The 13th-century Franciscan saint, theologian and doctor of the church, St. Bonaventure, explains that memory is not only shaped by our own experience and the influences of the community, but it can be informed and shaped “from above” by those things that cannot be perceived through our senses. In other words, our memory also can be affected by the divine light of God, illuminated and made clear through the Spirit. What the selective memory of 9/11 has done is preclude the memory of the tragedy from receiving the light of God. Instead, it remains in the shadow of worldly wisdom. St. Paul reminds us how Christians are to approach the wisdom of the world.
Has not God made foolish the wisdom of the world? For since, in the wisdom of God, the world did not know God through wisdom, God decided through the foolishness of our proclamation, to save those who believe. For Jews demanded signs and Greeks desire wisdom, but we proclaim Christ crucified, a stumbling block to Jews and foolishness to Gentiles, but to those who are the called, both Jews and Greeks, Christ the power of God and the wisdom of God. For God’s foolishness is wiser than human wisdom, and God’s weakness is stronger than human strength (1 Corinthians 1:20-25, NRSV).
A Christian response to worldly wisdom, to the factors of popular, civil and political influence on memory, is to question what at first might seem wise and appropriate in order to allow God to illuminate the true wisdom.
St. Paul and St. Bonaventure challenge the conventional notion of the memory of 9/11 by reminding us to examine what has shaped and informed it. Is this how God sees what happened on 9/11? Is this how Jesus Christ would respond after such an event?
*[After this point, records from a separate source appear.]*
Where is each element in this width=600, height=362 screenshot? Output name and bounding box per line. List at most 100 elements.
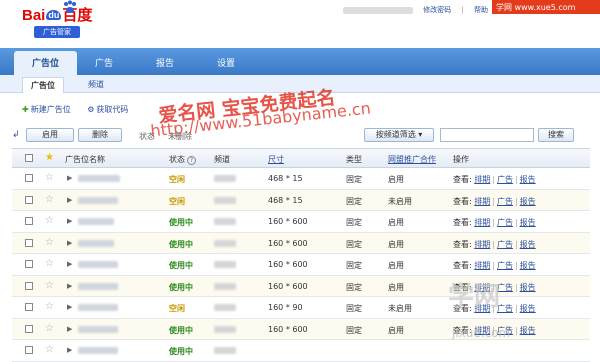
baidu-logo[interactable]: Bai du 百度 广告管家 <box>22 4 92 38</box>
star-icon[interactable]: ☆ <box>45 344 54 355</box>
expand-arrow-icon[interactable]: ▶ <box>67 239 72 247</box>
delete-button[interactable]: 删除 <box>78 128 122 142</box>
star-icon[interactable]: ★ <box>45 152 54 163</box>
report-link[interactable]: 报告 <box>520 175 536 184</box>
subnav-ad-slots[interactable]: 广告位 <box>22 77 64 93</box>
ad-slot-name-blurred[interactable] <box>78 261 118 268</box>
separator: | <box>492 218 495 227</box>
get-code-link[interactable]: ⚙ 获取代码 <box>87 104 128 115</box>
refresh-icon[interactable]: ↲ <box>12 130 20 140</box>
star-icon[interactable]: ☆ <box>45 194 54 205</box>
tab-reports[interactable]: 报告 <box>156 56 174 69</box>
schedule-link[interactable]: 排期 <box>474 240 490 249</box>
col-type-header[interactable]: 类型 <box>346 154 362 165</box>
enable-button[interactable]: 启用 <box>26 128 74 142</box>
status-badge: 使用中 <box>169 239 193 249</box>
top-links: 修改密码 | 帮助 <box>335 5 488 15</box>
expand-arrow-icon[interactable]: ▶ <box>67 196 72 204</box>
change-password-link[interactable]: 修改密码 <box>423 6 451 14</box>
ad-slot-name-blurred[interactable] <box>78 218 114 225</box>
channel-name-blurred <box>214 304 236 311</box>
schedule-link[interactable]: 排期 <box>474 175 490 184</box>
size-value: 160 * 600 <box>268 281 308 291</box>
star-icon[interactable]: ☆ <box>45 258 54 269</box>
expand-arrow-icon[interactable]: ▶ <box>67 346 72 354</box>
report-link[interactable]: 报告 <box>520 218 536 227</box>
help-link[interactable]: 帮助 <box>474 6 488 14</box>
expand-arrow-icon[interactable]: ▶ <box>67 260 72 268</box>
row-checkbox[interactable] <box>25 195 33 204</box>
union-value: 启用 <box>388 218 404 227</box>
ad-slot-name-blurred[interactable] <box>78 196 118 204</box>
ad-slot-name-blurred[interactable] <box>78 325 118 333</box>
star-icon[interactable]: ☆ <box>45 215 54 226</box>
new-ad-slot-link[interactable]: ✚ 新建广告位 <box>22 104 71 115</box>
channel-filter-dropdown[interactable]: 按频道筛选 ▾ <box>364 128 434 142</box>
col-size-header[interactable]: 尺寸 <box>268 154 284 165</box>
size-value: 160 * 90 <box>268 303 303 312</box>
row-checkbox[interactable] <box>25 281 33 290</box>
row-checkbox[interactable] <box>25 238 33 247</box>
separator: | <box>514 175 518 184</box>
status-filter-value[interactable]: 未删除 <box>168 131 192 142</box>
ads-link[interactable]: 广告 <box>497 218 513 227</box>
star-icon[interactable]: ☆ <box>45 172 54 183</box>
channel-name-blurred <box>214 325 236 333</box>
ads-link[interactable]: 广告 <box>497 175 513 184</box>
channel-name-blurred <box>214 261 236 268</box>
select-all-checkbox[interactable] <box>25 154 33 162</box>
schedule-link[interactable]: 排期 <box>474 218 490 227</box>
expand-arrow-icon[interactable]: ▶ <box>67 174 72 182</box>
ad-slot-name-blurred[interactable] <box>78 304 118 311</box>
row-checkbox[interactable] <box>25 174 33 182</box>
col-union-header[interactable]: 网盟推广合作 <box>388 154 436 165</box>
expand-arrow-icon[interactable]: ▶ <box>67 217 72 225</box>
ad-slot-name-blurred[interactable] <box>78 175 120 182</box>
size-value: 160 * 600 <box>268 238 308 248</box>
col-status-header[interactable]: 状态? <box>169 154 196 165</box>
separator: | <box>514 196 518 206</box>
expand-arrow-icon[interactable]: ▶ <box>67 282 72 290</box>
ads-link[interactable]: 广告 <box>497 197 513 206</box>
username-blurred <box>342 6 413 14</box>
report-link[interactable]: 报告 <box>520 304 536 313</box>
star-icon[interactable]: ☆ <box>45 323 54 334</box>
size-value: 468 * 15 <box>268 174 303 183</box>
search-input[interactable] <box>440 128 534 142</box>
row-checkbox[interactable] <box>25 260 33 268</box>
schedule-link[interactable]: 排期 <box>474 261 490 270</box>
subnav-channels[interactable]: 频道 <box>88 79 104 90</box>
tab-settings[interactable]: 设置 <box>217 56 235 69</box>
paw-icon <box>64 0 76 13</box>
ads-link[interactable]: 广告 <box>497 240 513 249</box>
row-checkbox[interactable] <box>25 324 33 333</box>
report-link[interactable]: 报告 <box>520 283 536 292</box>
plus-icon: ✚ <box>22 105 29 114</box>
tab-ads[interactable]: 广告 <box>95 56 113 69</box>
report-link[interactable]: 报告 <box>520 261 536 270</box>
table-row: ☆ ▶ 空闲 468 * 15 固定 未启用 查看: 排期 | 广告 | 报告 <box>12 189 590 211</box>
help-icon[interactable]: ? <box>187 156 196 165</box>
row-checkbox[interactable] <box>25 346 33 354</box>
search-button[interactable]: 搜索 <box>538 128 574 142</box>
ad-slot-name-blurred[interactable] <box>78 239 114 247</box>
star-icon[interactable]: ☆ <box>45 280 54 291</box>
star-icon[interactable]: ☆ <box>45 237 54 248</box>
report-link[interactable]: 报告 <box>520 326 536 335</box>
size-value: 160 * 600 <box>268 260 308 269</box>
row-checkbox[interactable] <box>25 303 33 311</box>
star-icon[interactable]: ☆ <box>45 301 54 312</box>
col-name-header[interactable]: 广告位名称 <box>65 154 105 165</box>
col-channel-header[interactable]: 频道 <box>214 154 230 165</box>
expand-arrow-icon[interactable]: ▶ <box>67 325 72 333</box>
ad-slot-name-blurred[interactable] <box>78 347 118 354</box>
row-checkbox[interactable] <box>25 217 33 225</box>
expand-arrow-icon[interactable]: ▶ <box>67 303 72 311</box>
schedule-link[interactable]: 排期 <box>474 197 490 206</box>
ads-link[interactable]: 广告 <box>497 261 513 270</box>
status-filter-label: 状态 <box>139 132 155 141</box>
report-link[interactable]: 报告 <box>520 197 536 206</box>
tab-ad-slots[interactable]: 广告位 <box>14 51 78 75</box>
report-link[interactable]: 报告 <box>520 240 536 249</box>
ad-slot-name-blurred[interactable] <box>78 282 118 290</box>
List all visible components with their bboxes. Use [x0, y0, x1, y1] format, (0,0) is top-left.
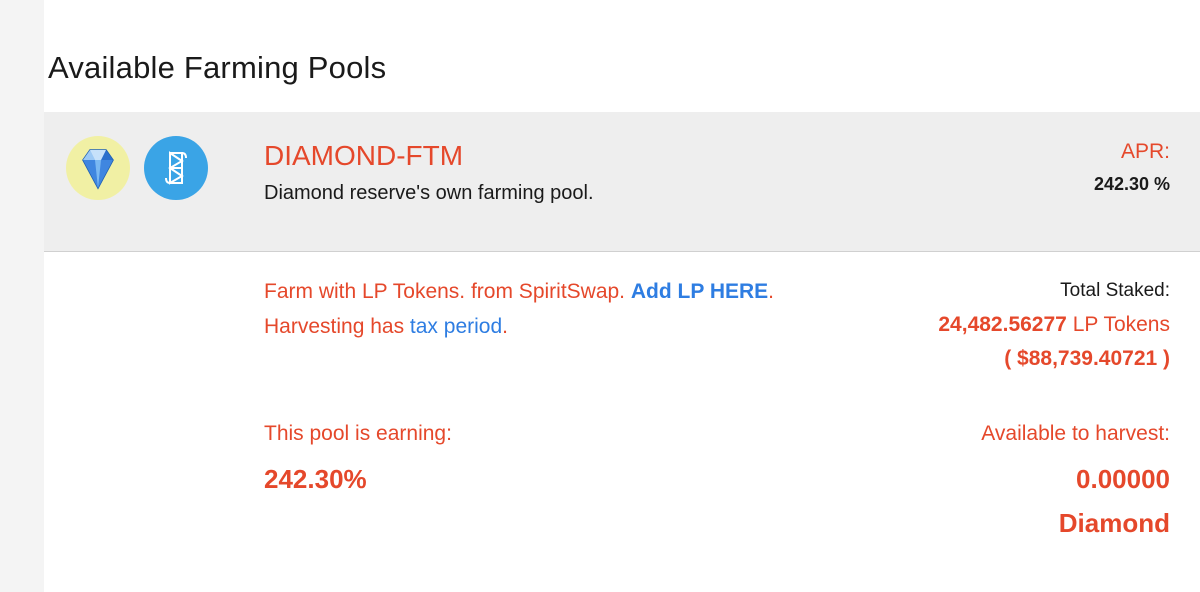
- farm-info-end: .: [768, 280, 775, 303]
- earning-label: This pool is earning:: [264, 422, 452, 445]
- earning-value: 242.30%: [264, 464, 367, 494]
- apr-label: APR:: [1120, 140, 1170, 163]
- staked-amount-line: 24,482.56277 LP Tokens: [938, 313, 1170, 337]
- farm-info-line: Farm with LP Tokens. from SpiritSwap. Ad…: [264, 280, 774, 304]
- available-harvest-amount: 0.00000: [1076, 464, 1170, 494]
- tax-period-link[interactable]: tax period: [410, 315, 502, 338]
- apr-value: 242.30 %: [1093, 174, 1170, 194]
- available-harvest-token: Diamond: [1058, 508, 1170, 538]
- pool-card-header[interactable]: DIAMOND-FTM Diamond reserve's own farmin…: [44, 112, 1200, 252]
- farm-info-text: Farm with LP Tokens. from SpiritSwap.: [264, 280, 626, 303]
- harvest-info-line: Harvesting has tax period.: [264, 315, 508, 339]
- staked-amount: 24,482.56277: [938, 313, 1067, 336]
- total-staked-label: Total Staked:: [1060, 280, 1170, 301]
- farming-pools-panel: Available Farming Pools DIAMOND-FTM Diam…: [44, 0, 1200, 592]
- staked-unit: LP Tokens: [1072, 313, 1170, 336]
- staked-usd-value: ( $88,739.40721 ): [1004, 347, 1170, 370]
- page-title: Available Farming Pools: [48, 50, 387, 85]
- pool-description: Diamond reserve's own farming pool.: [264, 182, 594, 204]
- diamond-icon: [66, 136, 130, 200]
- harvest-info-text: Harvesting has: [264, 315, 405, 338]
- harvest-info-end: .: [502, 315, 508, 338]
- add-lp-link[interactable]: Add LP HERE: [631, 280, 768, 303]
- available-harvest-label: Available to harvest:: [981, 422, 1170, 445]
- fantom-icon: [144, 136, 208, 200]
- pool-name: DIAMOND-FTM: [264, 140, 464, 171]
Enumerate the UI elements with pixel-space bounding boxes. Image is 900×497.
To speak with a Franciscan voice, to remember, commemorate and mourn as one who lives the gospel would, we must be willing to step back and challenge the individual and collective memory of that fateful day ten years ago. We must be willing to ask about what factors have come together to produce the story that is passed along as the memory, challenging the conventional wisdom as Jesus himself had. “You have heard that it was said, ‘you shall love your neighbor and hate your enemy.’ But I say to you, Love your enemies and pray for those who persecute you” (Matthew 5:43-44). Though to many a Franciscan voice will sound foolish, it is nevertheless rooted in the wisdom of God.